Saturday, October 16, 2010

Striving for Security

Have you ever sat down and suddenly felt a bombardment of everything? All of a sudden, everything you've been doing wrong crowds your mind and you can't escape it. The replays that you have of past days are not of memories of laughs, but instead of stupid things you've said, dumb things you've done, people you've hurt, and areas where you could've improved. And you say to yourself in that moment that you're going to become a better person. You're going to do your best to not say stupid things, do dumb stuff, hurt anyone else, or fail. You say to yourself that it's healthy that you want to improve, to make yourself a better person...always striving, never resting. Have you ever felt like such a failure that nothing anyone says or does will change that idea, that lie that is SO implanted in your head?

Cause that's me right now, as I type this I hold back tears (mainly because I'm in a public place and well that would be awkward). It's taking all that I am to say to myself it's a lie: a lie that I can make myself perfect, that I can walk my Christian life on my own. It's taking all that I am to accept that i'm not a failure in God's eyes, that i'm not a screw up to Him. It's taking all that I am to accept that no matter how much I work I will never be what I want to be, that no matter how many promises I make to myself I will break them and fall again. That no matter how many resolutions to lose weight, study harder, become funnier, or build stronger walls, I make, I will always fall short of them. I have to struggle so much to understand that God wants me to come to Him broken so that HE can be the one to fill me. He doesn't want me to try to fill myself, fix myself, or better myself, because He knows how imperfect I am and how incapable I am of doing that. I cannot make myself whole. I cannot make myself feel secure by working harder. I cannot earn salvation by striving to be perfect.

"Father, take away the lies that grab onto us with such a firm grip that we feel it will kill us to pry it off. Give us strength to accept our weakness and our imperfection. Hold our hands as we accept our smallness and our failure. And let us see the grace You extend to us; let us feel the Love that You give us and the protection You offer us. Don't let us walk this alone. In Your Name. Amen. "

Sunday, October 3, 2010

Baptismal Weddings



Going to a baptismal service today, I became aware that that is the way God intended a wedding to be. They are both a public display of our commitment. One to the Lord and the other to our future husband or wife who is to point us towards to the Lord. Baptism is our indication that we accept Him as our eternal Lover, our eternal Protector, and our eternal Comforter. And weddings say the same.

I watched a beautiful girl about the age of 8 wrapped in white and absolutely stunning in her admission to forever follow the Lord, step into the water as her father leaned over her, on his knees, whispering to her that He was baptizing her in the Name of the Father, the Son, and the Holy Ghost. I watched as her father gave her away to the Lord as he put her under the water and brought her back up, allowing God to kiss his beautiful daughter with renewing life. I watched as the tough men, the ones who don't usually express emotion step into the water and come up weeping in their joy. Baptisms, like weddings, are a place where emotions run high and all parties involved usually need to break out more then one box of tissues.

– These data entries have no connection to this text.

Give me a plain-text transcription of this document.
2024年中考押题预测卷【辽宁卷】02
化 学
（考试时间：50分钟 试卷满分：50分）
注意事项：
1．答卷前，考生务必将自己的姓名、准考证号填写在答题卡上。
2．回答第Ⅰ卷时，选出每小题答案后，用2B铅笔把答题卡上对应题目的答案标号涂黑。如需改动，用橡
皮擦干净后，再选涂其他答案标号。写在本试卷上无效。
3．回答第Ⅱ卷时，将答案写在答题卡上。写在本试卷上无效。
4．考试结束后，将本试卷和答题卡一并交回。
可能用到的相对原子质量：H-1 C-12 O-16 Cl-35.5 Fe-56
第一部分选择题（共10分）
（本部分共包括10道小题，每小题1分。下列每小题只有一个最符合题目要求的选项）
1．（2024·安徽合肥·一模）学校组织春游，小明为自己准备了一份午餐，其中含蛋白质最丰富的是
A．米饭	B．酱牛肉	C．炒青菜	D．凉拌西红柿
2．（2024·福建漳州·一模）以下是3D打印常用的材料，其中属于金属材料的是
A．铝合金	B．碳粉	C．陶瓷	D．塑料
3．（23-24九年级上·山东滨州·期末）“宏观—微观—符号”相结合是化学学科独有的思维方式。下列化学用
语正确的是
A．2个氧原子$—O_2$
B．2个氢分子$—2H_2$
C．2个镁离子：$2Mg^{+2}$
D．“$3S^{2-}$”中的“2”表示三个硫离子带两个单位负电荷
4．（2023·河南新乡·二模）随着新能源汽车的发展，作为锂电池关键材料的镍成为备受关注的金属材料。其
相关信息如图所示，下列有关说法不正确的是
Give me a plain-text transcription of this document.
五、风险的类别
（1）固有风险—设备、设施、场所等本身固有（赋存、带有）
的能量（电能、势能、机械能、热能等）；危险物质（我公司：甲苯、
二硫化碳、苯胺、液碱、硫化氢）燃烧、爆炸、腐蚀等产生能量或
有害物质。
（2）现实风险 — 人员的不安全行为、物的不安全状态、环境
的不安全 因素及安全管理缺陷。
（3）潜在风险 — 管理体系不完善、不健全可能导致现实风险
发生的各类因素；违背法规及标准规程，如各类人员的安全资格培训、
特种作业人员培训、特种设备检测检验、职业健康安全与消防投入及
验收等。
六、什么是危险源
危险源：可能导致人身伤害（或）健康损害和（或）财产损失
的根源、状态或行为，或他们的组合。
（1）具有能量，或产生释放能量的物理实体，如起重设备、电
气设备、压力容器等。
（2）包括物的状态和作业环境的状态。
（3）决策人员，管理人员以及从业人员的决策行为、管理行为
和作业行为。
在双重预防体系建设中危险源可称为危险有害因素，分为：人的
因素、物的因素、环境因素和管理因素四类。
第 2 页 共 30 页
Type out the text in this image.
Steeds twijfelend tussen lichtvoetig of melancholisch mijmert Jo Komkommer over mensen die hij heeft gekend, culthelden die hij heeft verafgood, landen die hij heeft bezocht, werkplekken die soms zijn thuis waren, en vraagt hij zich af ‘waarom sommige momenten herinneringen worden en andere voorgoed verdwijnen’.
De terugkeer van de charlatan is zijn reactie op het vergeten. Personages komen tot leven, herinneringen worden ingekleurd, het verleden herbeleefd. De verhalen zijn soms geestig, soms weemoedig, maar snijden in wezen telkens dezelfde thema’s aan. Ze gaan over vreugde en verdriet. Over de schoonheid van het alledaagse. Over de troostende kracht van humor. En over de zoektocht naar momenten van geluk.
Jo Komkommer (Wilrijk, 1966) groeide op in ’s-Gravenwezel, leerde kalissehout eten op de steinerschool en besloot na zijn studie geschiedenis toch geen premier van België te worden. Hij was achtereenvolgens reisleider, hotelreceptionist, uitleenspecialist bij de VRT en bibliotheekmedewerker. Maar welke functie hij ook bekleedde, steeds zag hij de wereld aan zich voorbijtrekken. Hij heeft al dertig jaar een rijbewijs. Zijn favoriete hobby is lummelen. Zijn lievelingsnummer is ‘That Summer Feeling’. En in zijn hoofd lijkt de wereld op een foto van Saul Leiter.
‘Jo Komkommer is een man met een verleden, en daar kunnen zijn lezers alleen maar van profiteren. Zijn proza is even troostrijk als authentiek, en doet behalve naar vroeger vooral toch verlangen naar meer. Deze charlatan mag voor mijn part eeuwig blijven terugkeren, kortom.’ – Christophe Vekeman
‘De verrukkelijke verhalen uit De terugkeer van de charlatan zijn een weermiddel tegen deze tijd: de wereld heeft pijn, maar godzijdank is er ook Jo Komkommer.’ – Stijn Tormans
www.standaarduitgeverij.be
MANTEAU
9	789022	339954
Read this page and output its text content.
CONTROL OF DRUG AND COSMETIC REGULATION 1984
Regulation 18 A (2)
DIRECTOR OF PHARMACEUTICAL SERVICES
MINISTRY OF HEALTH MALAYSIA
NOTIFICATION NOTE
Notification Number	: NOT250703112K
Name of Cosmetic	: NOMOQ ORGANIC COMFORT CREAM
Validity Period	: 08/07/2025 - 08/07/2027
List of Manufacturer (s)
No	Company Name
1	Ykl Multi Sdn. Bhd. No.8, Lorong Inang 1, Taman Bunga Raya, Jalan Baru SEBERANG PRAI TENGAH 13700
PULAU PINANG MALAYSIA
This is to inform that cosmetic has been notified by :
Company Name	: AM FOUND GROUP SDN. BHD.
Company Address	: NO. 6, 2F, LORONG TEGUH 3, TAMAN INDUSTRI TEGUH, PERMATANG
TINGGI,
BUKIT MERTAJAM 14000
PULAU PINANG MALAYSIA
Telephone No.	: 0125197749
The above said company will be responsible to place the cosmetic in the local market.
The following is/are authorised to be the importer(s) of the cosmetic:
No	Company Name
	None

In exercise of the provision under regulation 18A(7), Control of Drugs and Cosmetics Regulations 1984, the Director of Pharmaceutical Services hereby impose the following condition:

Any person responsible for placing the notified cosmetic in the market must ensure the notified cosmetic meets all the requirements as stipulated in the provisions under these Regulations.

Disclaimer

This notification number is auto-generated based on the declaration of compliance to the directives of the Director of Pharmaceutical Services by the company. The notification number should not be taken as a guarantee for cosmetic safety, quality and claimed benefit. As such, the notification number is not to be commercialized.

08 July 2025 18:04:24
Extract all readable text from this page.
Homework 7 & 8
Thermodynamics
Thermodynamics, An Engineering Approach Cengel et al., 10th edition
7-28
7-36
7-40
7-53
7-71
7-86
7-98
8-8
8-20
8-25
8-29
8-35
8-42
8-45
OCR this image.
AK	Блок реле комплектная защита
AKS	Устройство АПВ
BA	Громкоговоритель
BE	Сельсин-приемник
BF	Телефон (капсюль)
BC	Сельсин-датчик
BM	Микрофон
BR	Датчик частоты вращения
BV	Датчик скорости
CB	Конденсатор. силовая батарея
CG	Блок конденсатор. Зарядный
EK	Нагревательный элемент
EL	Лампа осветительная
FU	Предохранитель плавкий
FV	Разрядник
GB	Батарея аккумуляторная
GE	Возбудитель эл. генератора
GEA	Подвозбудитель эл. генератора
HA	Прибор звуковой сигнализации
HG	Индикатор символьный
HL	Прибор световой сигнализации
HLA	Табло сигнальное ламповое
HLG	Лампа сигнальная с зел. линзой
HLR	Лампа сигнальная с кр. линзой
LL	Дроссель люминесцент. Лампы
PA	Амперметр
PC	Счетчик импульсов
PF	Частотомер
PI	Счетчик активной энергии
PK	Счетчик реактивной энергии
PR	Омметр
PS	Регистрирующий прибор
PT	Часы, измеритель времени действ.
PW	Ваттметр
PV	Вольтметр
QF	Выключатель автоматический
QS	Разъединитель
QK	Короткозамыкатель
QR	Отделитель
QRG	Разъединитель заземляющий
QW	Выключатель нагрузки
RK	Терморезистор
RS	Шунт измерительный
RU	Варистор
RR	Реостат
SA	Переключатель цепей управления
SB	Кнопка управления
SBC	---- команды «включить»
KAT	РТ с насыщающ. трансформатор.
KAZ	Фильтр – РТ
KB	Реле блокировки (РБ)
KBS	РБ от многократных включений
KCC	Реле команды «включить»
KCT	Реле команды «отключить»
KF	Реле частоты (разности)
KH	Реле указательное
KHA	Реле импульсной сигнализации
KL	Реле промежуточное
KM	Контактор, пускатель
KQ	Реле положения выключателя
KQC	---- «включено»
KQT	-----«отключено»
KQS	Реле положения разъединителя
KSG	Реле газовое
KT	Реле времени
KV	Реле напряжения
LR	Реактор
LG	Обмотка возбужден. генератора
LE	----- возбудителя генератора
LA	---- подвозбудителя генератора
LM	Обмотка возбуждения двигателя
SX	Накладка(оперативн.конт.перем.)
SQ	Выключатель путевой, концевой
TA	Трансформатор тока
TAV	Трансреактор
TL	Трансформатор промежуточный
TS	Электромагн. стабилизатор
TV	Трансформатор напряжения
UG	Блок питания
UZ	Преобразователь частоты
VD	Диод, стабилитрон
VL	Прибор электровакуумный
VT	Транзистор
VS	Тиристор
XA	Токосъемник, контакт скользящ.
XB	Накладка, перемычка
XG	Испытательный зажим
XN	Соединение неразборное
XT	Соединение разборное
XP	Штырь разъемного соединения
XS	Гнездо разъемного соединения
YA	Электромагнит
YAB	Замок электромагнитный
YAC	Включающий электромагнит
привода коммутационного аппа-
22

My friend, Brittany Donoho, wiped her eyes at the end of the service and said to me, "I'm a sucker and cry every time at these baptisms" which flashed me back to the memory of sitting next to my best friend, Maddy Rhodes, as she wiped her eyes at the end of a wedding and said, "I cry at every wedding".  It's that commitment to someone for your entire life that makes the tears flow and who better to marry than the one Lover you know will never leave you and will never forsake you? And who will be a better comforter, a more consistent challenger, and will love you with a more perfect love better than God?

I say to that beautiful girl of 8, good choice my dear, you will be forever cherished because you chose the right man to say yes to. And now I encourage others to do the same. What a beautiful moment it is when you finally choose to marry the Savior and Ruler of All, He is always asking for your hand.